Yüce Allah peygamberine yardım etmek üzere dişi bir deveyi gönderdi ve Semud kavmine deveye zarar vermemelerini emretti, şöyle ki Semud kavmi deveyi taciz etmemesi, ürkütmemesi ve o hayvana binmemesi veya başını kesmemesi gerekiyordu. Yüce Allah devenin su içmesi için belli bir gün belirledi ve halkın da başka günlerde suyu kullanmalarını emretti ve Semud halkını deveye zarar verdikleri durumunda azap nazil ederek cezalandıracağı konusunda uyardı. Ancak Semud kavmi yüce Allah’ın emrini umursamadı ve deveyi keserek azabın nazil olmasına sebebiyet verdi. Kur'an'ı Kerim’in Hud suresi bazı ilahi peygamberlerin öykülerini beyan ederek tüm peygamberlerin ortak bir amacı izlediğini beyan ediyor.

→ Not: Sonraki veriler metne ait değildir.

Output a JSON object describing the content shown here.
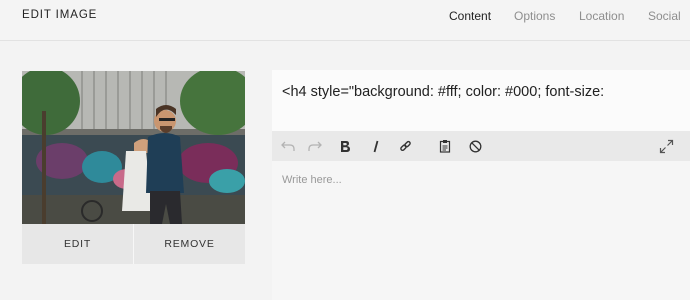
{
  "header": {
    "title": "EDIT IMAGE",
    "tabs": [
      {
        "label": "Content",
        "active": true
      },
      {
        "label": "Options",
        "active": false
      },
      {
        "label": "Location",
        "active": false
      },
      {
        "label": "Social",
        "active": false
      }
    ]
  },
  "image": {
    "subject": "man with glasses and beard walking past graffiti wall",
    "actions": {
      "edit_label": "EDIT",
      "remove_label": "REMOVE"
    }
  },
  "caption": {
    "title_value": "<h4 style=\"background: #fff; color: #000; font-size:"
  },
  "editor": {
    "toolbar": [
      {
        "icon": "undo-icon",
        "enabled": false
      },
      {
        "icon": "redo-icon",
        "enabled": false
      },
      {
        "icon": "bold-icon",
        "enabled": true
      },
      {
        "icon": "italic-icon",
        "enabled": true
      },
      {
        "icon": "link-icon",
        "enabled": true
      },
      {
        "icon": "paste-icon",
        "enabled": true
      },
      {
        "icon": "clear-format-icon",
        "enabled": true
      },
      {
        "icon": "fullscreen-icon",
        "enabled": true
      }
    ],
    "placeholder": "Write here..."
  },
  "colors": {
    "background": "#f3f3f3",
    "toolbar": "#e9e9e9",
    "button": "#e7e7e7",
    "text": "#222222",
    "muted": "#8e8e8e"
  }
}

Allah’ın peygamberleri beşeriyeti her türlü esaretten kurtarmak ve tevhide yöneltmek ve şirkten sakındırmak istiyordu, çünkü şirk, beşeriyetin tüm sorun ve musibetlerinin kaynağıdır. Allah’ın tüm peygamberlerinin şiari iman, ihlas ve Allah yolunda direnmekti. Gerçi çeşitli kavimlerin bu büyük insanların karşısındaki tepkileri mantıksızdı ve bu yüzden ilahi gazabı beraberinde getirdi. Bir başka ifade ile toplumların gerçek ıslahı, tevhide iman etmeden ve şirki reddetmeden mümkün değildir, çünkü toplumun birlik ve beraberliği ve her türlü gerginlikten ve sürtüşmeden korunması, tevhid inancı ile mümkün olur. Oysa şirk, tefrika, sürtüşme ve yok olmanın kaynağıdır.